Thanks also for the tip on the Datastep Manual -- can you suggest a good
one, preferably that would be available from the UK as otherwise I'd be
paying express US postage from fatbrain.com or somesuch, which frankly
spoils the party,
Date: Thu, 25 Sep 2003 14:01:50 -0700
From: m n <iced_phoenix@YAHOO.COM>
Subject: Re: Data Step Question
ben.powell@CLA.CO.UK (Ben Powell) wrote in message
> I'm not clear on what can be done in any single datastep and would
> appreciate any pointers.
> Say for example I want to copy a dataset to my work lib, rename a
> variable and keep that and one other variable. Because in the past I
> have found that sometimes a step won't action unless there is a run
> command after it I would break this job into 3 seperate data steps,
> which is quite repetative.

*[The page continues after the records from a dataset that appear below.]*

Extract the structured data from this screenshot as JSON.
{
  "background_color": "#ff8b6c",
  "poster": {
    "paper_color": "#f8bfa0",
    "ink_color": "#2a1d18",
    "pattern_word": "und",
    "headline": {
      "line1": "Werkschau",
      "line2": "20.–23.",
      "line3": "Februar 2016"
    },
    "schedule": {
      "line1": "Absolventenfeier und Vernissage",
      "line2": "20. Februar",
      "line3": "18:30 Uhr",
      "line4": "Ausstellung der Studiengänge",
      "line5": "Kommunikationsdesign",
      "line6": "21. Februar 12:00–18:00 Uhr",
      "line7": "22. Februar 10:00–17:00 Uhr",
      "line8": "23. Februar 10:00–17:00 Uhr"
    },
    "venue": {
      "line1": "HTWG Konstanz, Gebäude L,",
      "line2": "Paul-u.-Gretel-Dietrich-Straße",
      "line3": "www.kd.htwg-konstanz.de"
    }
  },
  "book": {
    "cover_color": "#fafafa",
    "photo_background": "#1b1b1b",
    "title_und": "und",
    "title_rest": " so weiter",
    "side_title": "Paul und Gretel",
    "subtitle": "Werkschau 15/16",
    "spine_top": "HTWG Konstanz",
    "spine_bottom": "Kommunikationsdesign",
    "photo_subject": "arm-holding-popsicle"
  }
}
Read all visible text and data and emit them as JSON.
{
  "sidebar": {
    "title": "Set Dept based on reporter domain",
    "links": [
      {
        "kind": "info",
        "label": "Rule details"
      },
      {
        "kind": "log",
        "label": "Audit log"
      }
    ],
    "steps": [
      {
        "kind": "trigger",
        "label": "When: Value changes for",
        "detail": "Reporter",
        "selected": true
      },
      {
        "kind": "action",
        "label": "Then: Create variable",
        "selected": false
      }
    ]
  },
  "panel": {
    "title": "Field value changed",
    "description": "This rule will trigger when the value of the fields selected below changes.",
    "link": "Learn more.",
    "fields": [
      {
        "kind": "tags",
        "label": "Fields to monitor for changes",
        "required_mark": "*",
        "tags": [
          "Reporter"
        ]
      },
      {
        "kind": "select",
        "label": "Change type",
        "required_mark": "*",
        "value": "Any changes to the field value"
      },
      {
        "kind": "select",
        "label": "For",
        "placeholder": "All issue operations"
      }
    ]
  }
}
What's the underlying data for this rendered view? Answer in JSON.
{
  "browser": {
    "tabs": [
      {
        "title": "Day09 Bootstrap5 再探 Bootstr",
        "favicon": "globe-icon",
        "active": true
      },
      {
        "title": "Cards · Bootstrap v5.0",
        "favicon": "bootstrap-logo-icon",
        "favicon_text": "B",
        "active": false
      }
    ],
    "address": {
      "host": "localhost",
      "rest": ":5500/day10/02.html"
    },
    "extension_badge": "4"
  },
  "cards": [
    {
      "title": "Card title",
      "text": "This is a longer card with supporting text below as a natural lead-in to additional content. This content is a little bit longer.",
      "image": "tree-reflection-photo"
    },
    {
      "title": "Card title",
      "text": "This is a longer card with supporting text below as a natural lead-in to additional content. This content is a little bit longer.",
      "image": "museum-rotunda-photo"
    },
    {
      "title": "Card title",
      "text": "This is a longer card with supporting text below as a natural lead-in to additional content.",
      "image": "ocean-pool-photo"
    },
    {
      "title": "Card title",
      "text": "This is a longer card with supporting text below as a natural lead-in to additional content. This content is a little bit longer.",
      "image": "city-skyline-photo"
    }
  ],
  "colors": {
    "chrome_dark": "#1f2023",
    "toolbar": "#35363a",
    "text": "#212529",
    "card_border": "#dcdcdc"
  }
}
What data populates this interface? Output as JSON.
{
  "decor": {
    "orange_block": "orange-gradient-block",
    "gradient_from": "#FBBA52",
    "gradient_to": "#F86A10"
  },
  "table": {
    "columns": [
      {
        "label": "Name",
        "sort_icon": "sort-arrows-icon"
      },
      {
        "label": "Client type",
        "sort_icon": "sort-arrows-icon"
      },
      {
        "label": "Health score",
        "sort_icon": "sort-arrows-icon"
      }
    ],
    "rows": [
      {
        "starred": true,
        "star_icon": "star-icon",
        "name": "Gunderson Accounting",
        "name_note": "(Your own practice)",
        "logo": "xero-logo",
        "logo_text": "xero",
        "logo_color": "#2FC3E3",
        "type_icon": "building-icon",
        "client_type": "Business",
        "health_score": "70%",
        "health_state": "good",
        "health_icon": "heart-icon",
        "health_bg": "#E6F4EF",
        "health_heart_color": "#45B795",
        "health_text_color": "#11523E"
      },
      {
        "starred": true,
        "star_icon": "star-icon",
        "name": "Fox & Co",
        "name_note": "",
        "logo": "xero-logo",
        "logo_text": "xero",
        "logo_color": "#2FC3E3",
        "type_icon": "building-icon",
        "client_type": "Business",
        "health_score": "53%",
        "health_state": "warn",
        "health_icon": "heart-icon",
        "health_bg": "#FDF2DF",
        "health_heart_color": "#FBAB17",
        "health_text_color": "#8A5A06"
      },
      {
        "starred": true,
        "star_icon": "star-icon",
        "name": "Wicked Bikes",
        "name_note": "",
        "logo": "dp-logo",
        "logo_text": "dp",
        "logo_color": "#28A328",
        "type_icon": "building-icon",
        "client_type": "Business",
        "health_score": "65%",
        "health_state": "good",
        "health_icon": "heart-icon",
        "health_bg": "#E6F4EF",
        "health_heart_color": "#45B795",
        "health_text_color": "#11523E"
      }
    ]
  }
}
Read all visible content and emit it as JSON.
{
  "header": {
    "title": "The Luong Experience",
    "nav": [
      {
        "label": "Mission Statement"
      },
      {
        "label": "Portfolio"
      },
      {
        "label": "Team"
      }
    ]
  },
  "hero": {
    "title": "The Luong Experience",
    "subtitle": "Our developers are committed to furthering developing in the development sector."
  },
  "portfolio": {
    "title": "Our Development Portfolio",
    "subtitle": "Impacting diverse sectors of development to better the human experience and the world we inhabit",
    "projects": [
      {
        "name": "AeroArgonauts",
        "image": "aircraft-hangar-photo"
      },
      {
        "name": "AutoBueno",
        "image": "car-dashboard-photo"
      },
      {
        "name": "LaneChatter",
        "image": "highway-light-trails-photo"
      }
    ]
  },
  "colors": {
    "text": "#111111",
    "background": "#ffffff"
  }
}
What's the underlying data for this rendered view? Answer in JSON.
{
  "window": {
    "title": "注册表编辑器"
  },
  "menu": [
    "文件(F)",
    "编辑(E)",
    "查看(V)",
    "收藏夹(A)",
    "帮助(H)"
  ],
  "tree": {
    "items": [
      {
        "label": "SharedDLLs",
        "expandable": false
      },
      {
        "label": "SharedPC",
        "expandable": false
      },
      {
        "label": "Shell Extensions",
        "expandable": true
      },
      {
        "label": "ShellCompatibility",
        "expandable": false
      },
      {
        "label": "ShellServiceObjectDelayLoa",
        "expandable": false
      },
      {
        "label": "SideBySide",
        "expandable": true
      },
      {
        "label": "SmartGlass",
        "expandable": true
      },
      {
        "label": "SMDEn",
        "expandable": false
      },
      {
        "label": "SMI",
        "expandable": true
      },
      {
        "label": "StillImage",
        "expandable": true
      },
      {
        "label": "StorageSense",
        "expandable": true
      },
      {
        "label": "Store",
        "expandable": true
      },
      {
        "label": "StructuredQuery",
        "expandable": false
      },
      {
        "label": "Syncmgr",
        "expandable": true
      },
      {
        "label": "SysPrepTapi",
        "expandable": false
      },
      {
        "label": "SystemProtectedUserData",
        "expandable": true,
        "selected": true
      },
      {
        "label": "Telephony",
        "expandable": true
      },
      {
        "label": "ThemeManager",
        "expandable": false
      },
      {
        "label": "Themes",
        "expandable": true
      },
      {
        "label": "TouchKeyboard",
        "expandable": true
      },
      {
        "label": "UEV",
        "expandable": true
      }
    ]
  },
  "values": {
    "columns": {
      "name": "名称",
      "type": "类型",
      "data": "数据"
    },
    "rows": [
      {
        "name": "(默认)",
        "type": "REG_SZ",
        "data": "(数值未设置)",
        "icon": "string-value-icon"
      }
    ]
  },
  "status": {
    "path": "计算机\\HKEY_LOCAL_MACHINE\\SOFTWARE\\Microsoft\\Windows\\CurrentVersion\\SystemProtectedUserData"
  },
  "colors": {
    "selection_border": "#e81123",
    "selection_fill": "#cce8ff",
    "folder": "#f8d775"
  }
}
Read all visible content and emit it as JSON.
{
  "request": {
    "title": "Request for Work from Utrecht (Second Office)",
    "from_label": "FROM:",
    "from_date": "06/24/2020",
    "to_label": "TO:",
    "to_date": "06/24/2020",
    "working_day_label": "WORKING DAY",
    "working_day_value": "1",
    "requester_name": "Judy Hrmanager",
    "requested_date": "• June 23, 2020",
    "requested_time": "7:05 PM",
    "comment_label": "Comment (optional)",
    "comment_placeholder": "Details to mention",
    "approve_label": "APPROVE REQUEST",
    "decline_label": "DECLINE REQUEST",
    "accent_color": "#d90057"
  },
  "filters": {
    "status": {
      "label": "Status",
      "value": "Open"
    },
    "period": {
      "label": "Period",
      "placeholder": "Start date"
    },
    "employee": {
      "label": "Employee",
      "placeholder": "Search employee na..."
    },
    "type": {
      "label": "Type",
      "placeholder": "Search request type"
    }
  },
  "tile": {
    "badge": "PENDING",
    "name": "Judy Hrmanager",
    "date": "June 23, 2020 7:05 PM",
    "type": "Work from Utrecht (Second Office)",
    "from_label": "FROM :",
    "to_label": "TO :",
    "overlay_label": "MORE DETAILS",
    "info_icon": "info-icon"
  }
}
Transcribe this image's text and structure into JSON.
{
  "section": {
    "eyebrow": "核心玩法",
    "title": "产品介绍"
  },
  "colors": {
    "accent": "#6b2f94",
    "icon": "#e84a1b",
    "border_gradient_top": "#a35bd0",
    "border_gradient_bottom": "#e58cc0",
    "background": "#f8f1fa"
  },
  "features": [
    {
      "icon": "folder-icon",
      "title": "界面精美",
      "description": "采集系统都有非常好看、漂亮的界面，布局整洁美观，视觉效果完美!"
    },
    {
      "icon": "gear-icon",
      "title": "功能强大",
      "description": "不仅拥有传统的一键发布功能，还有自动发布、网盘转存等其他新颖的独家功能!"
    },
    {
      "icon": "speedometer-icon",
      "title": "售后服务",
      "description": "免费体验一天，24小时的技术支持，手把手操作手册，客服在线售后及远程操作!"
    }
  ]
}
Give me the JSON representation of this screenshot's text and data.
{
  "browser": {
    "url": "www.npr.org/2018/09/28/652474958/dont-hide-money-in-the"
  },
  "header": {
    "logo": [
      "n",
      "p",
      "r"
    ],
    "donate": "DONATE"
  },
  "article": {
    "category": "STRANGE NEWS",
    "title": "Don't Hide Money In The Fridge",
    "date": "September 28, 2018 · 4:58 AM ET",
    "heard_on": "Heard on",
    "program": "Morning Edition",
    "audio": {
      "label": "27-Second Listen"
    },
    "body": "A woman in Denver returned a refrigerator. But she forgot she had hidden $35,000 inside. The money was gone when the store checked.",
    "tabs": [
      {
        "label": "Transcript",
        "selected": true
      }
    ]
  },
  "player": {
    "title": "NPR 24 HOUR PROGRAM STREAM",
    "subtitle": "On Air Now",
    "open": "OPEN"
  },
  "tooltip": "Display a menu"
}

Is there a rule of thumb for when a new
> datastep is needed and how many steps can be included in a datastep?
> data a;
> set lib.a;run;
> data a (rename=(var1=var2));
> set a;run;
> data a;
> set a;
> keep var2 var3;
It seems that there's a misunderstanding of the data step at work here.
Reading any good SAS Data Step programming manual will help; in the mean
time, perhaps it will help to note a couple properties of the data step:
* Each data step is a separate program; it is compiled and executed
separately from every other step in your SAS job. Thus, once you start
thinking of the data step as a separate program in its own right, you can
start to exploit its tremendous power.
* Each data step is an implicit loop. A SAS Data Step manual will explain
A LOT about this fundamental concept.
In the meantime, other posters solved your problem using data set options.
To give you some further insight, the same thing could be accomplished with:
set lib.a (rename (var1=var2));
keep var2 var3;
Picture the above data step as a loop, each iteration reading in one
observation from lib.a (via the set statement) and simultaneously renaming
var1 to var2, then outputting only var2 and var3. You can do a tremendous
amount of other processing in this implicit loop; each iteration of the
loop will carry out the processing on just the current observation.
I hope that helps,